Depuis quelques années, les études et les biographies se multiplient sur Jacques Maritain (1882-1973), philosophe catholique français qui a contribué, avec d’autres, à la redécouverte de la pensée de saint Thomas d’Aquin. Très controversé après la publication de son livre Humanisme intégral et pour son influence indirecte sur Vatican II, Maritain n’en apparaît pas moins aujourd’hui comme l’expression d’une troisième voie entre traditionalisme et progressisme. Les choses ne sont évidemment pas si simples.
Philosophe thomiste, Maritain a joué également un rôle énorme auprès des milieux littéraires de l’entre-deux guerres, aussi bien auprès des catholiques Julien Green que François Mauriac que de non catholiques (dont il espérait la conversion) comme Cocteau. Issu des milieux de gauche, proche de Péguy, avec lequel il se montra maladroit, un temps dans le cercle des intellectuels de la sphère de l’Action Française, Maritain se rapprocha après 1926 et la condamnation papale de l’A.F. des catholiques de gauche (Sept) et de Mounier. Homme de foi, vivant comme un moine dans le monde, il finira ses jours chez les Petits Frères de Jésus.

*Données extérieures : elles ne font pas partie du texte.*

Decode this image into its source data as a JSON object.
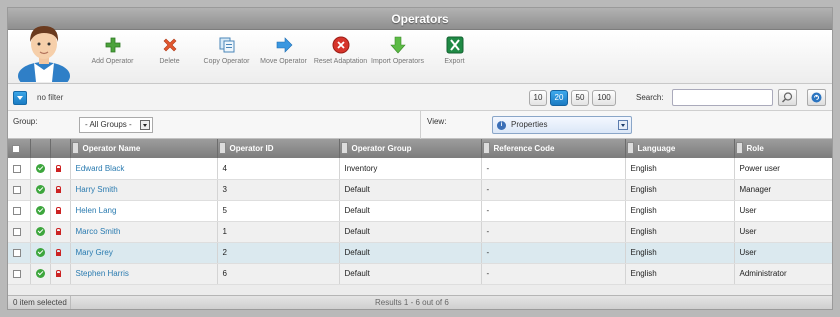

La particularité de la biographie écrite par Jean-Luc Barré (aujourd’hui directeur de la collection Bouquins) est qu’elle s’attache, non au seul Maritain, mais au couple Maritain, celui que Jacques formait avec son épouse Raïssa (1883-1960). Il s’agit d’un ouvrage grand public, réédité aujourd’hui en format de poche (Tempus, 646 pages, 12€). En s’attachant au couple Maritain, marié mais tenu par un vœu de chasteté, Jean-Luc Barré permet de mieux saisir ce que fut Maritain qui ne s’explique pas et ne se comprend pas sans sa femme, et, dans une moindre mesure, de sa belle-sœur, Véra, qui resta toute sa vie durant auprès du couple Maritain.